By Brian Gilliland, Associate Editor
(June 21, 2018) Ever since Beau Oglesby was named by Gov. Larry Hogan as a Circuit Court judge early this year, his deputy and interim State’s Attorney Bill McDermott has had his eye on the top spot — though he would tell it differently.
“I grew up right here in Snow Hill. I’m a product of the Eastern Shore, and I knew from a very young age that I wanted to be a prosecutor,” he said. “I would run home from school to go watch the cases at the courthouse. I thought the prosecutors were the good guys.”
McDermott started as a law clerk, became an assistant state’s attorney and was promoted to deputy state’s attorney by Oglesby.
“Beau and I complemented each other. We have independent strengths — I’m a fairly good storyteller and can put facts to a timeline. He did too, but in a different style: he was more sterile and I put emotion and heart into it,” he said.

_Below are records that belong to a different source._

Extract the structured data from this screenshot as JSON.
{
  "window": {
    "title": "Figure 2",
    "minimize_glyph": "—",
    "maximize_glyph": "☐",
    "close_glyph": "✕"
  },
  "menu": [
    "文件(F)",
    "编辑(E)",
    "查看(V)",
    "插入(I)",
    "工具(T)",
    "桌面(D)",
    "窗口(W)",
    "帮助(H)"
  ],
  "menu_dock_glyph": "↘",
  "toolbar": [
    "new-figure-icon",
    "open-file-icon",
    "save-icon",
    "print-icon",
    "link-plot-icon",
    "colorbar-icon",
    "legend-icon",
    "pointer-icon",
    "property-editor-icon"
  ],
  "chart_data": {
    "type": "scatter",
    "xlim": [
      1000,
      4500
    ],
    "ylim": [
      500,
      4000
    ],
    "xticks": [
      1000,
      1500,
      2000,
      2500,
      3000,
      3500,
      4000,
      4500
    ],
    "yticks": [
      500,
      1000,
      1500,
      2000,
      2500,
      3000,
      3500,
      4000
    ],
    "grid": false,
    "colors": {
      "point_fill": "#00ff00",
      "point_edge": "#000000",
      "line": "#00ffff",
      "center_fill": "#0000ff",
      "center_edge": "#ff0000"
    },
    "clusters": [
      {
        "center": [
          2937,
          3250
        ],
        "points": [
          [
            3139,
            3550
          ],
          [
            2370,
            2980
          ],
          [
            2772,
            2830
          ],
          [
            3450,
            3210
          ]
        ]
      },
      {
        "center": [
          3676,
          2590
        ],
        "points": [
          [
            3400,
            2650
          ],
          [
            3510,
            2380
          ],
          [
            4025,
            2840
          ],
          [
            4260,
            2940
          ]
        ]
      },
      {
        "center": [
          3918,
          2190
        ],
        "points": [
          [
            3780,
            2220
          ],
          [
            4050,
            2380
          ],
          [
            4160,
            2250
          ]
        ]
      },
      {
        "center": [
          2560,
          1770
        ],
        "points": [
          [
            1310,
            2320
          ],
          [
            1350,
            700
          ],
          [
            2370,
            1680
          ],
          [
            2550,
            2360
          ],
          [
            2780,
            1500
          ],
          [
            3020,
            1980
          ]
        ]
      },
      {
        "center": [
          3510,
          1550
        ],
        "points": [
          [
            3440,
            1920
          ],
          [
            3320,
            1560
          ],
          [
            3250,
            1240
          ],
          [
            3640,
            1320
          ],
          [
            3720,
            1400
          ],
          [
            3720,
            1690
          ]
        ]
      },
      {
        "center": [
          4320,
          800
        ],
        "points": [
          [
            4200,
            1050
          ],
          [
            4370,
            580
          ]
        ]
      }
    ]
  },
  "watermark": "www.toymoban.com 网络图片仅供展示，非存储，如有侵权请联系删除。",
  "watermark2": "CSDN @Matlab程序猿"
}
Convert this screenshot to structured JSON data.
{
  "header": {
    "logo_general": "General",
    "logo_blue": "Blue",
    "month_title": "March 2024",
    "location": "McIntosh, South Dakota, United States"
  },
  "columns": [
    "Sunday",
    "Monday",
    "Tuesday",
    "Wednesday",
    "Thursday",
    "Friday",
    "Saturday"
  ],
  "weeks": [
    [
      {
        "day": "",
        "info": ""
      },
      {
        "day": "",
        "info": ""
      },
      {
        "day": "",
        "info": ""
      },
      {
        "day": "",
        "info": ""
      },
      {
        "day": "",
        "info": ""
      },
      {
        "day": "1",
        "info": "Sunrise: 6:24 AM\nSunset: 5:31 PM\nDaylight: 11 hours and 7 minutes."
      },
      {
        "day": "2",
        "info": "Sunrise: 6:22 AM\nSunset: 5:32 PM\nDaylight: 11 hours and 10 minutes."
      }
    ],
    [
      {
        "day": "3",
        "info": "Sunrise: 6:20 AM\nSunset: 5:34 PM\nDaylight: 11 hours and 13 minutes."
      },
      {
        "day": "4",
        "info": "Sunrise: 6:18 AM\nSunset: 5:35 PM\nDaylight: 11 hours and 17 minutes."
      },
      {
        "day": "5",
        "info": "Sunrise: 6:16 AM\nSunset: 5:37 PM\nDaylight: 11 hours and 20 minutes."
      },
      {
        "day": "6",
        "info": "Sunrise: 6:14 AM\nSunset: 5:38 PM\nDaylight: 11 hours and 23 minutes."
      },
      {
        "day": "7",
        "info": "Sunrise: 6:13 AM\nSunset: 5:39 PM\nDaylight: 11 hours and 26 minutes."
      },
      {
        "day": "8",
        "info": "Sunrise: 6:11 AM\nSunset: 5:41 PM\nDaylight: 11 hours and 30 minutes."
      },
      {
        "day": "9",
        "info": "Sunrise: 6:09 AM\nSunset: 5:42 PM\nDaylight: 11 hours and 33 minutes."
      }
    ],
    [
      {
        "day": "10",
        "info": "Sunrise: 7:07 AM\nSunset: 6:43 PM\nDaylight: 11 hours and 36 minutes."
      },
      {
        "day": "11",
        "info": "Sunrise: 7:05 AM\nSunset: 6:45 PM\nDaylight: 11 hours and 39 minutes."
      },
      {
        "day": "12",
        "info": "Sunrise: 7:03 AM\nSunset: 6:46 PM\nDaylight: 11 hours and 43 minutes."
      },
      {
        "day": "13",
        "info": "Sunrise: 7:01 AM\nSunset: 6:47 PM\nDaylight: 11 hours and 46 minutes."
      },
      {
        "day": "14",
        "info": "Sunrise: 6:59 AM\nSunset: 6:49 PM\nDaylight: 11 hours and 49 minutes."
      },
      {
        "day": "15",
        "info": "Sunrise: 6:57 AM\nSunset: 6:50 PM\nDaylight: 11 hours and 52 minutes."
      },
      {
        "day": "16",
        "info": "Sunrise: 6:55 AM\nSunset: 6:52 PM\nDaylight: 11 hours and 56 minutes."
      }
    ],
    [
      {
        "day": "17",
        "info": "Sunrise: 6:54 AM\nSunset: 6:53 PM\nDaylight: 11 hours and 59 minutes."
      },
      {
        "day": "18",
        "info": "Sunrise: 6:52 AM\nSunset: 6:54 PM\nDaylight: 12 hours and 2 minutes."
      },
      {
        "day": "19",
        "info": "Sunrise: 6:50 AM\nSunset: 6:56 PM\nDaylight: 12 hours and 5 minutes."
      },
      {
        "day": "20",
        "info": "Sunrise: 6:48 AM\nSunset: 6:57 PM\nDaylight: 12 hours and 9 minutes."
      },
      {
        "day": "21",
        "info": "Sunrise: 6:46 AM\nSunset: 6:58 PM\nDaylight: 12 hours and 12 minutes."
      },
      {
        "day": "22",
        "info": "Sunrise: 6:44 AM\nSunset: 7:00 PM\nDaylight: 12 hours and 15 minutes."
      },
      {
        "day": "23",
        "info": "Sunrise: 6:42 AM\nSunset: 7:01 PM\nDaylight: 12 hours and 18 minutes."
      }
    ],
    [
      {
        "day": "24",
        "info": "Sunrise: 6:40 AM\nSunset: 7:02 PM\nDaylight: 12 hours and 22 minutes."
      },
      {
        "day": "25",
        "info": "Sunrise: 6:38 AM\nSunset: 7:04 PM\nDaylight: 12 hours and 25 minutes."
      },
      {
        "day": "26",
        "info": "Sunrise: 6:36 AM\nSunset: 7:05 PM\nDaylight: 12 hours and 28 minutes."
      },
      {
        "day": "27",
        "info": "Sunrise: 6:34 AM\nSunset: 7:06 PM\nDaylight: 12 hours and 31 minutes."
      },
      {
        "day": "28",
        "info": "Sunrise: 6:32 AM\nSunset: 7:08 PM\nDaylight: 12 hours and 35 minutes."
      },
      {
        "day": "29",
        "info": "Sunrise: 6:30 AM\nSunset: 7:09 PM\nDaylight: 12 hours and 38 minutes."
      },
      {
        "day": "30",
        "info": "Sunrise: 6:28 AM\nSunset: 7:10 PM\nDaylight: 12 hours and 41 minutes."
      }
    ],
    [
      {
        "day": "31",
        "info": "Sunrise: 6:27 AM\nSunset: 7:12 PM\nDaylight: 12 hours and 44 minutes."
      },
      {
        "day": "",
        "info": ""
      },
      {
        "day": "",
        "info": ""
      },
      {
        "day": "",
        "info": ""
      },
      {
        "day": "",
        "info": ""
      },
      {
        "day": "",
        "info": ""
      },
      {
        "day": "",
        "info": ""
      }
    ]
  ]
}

Oglesby would do the opening statement and lay out the facts, while McDermott would close by marrying the facts to the law in the closing argument, he said.
“I tried cases that would make headlines in the newspapers while the running the day-to-day operations of the office, like making sure everyone was paid,” he said.
McDermott spent time at both district and circuit courts trying cases.
“There is no type of case I haven’t tried. I have 18 homicide convictions but also focus on cases like the Berlin spraypaint vandals,” he said.
“I can show who does the job better,” McDermott said. “I sit on various boards, and what we have now in Worcester County is a place that’s headed in the right direction.”
His main goal is for the county to keep or improve upon the 22 percent reduction in crime he said the county has achieved in the past eight years.
“It was not like this before. I have things working well with a high degree of efficiency,” he said. We were just awarded our fifth citation for the highest DUI conviction rate in the state of Maryland,” he said.
The State’s Attorney’s Office has received this citation five of the past six years, McDermott said.
“People die needlessly every day from driving under the influence. We need to send the message that we take this very seriously in Worcester County, and take more of these drivers off the street,” he said.
As for opioids, McDermott said a similar structure is in place and is starting to bear fruit.
“We’re dealing with the opioid crisis. We have civilian partners, like the Worcester Warriors and an action team, but it’s an enormous effort. We’re doing what we do right — we hold people accountable, and you don’t read that the State’s Attorney dropped the ball,” he said.
McDermott also touts the strength of his own deputy, Diane Karsnitz.
“One of the biggest things I had to do was choose my deputy, but it wasn’t a hard choice. Diane Karsnitz is one of the preeminent and fiercest prosecutors of sexual predators in the state,” he said. “The office is much stronger with us in it.”
Seeing the job from his perspective and from his experience, McDermott said the choice between him and opponent Kris Heiser is clear.
“I know this is one of, if not the most important race on the ticket, and I know it because I’ve been here,” he said. “When you have what we have in Worcester County, you keep those people in charge.”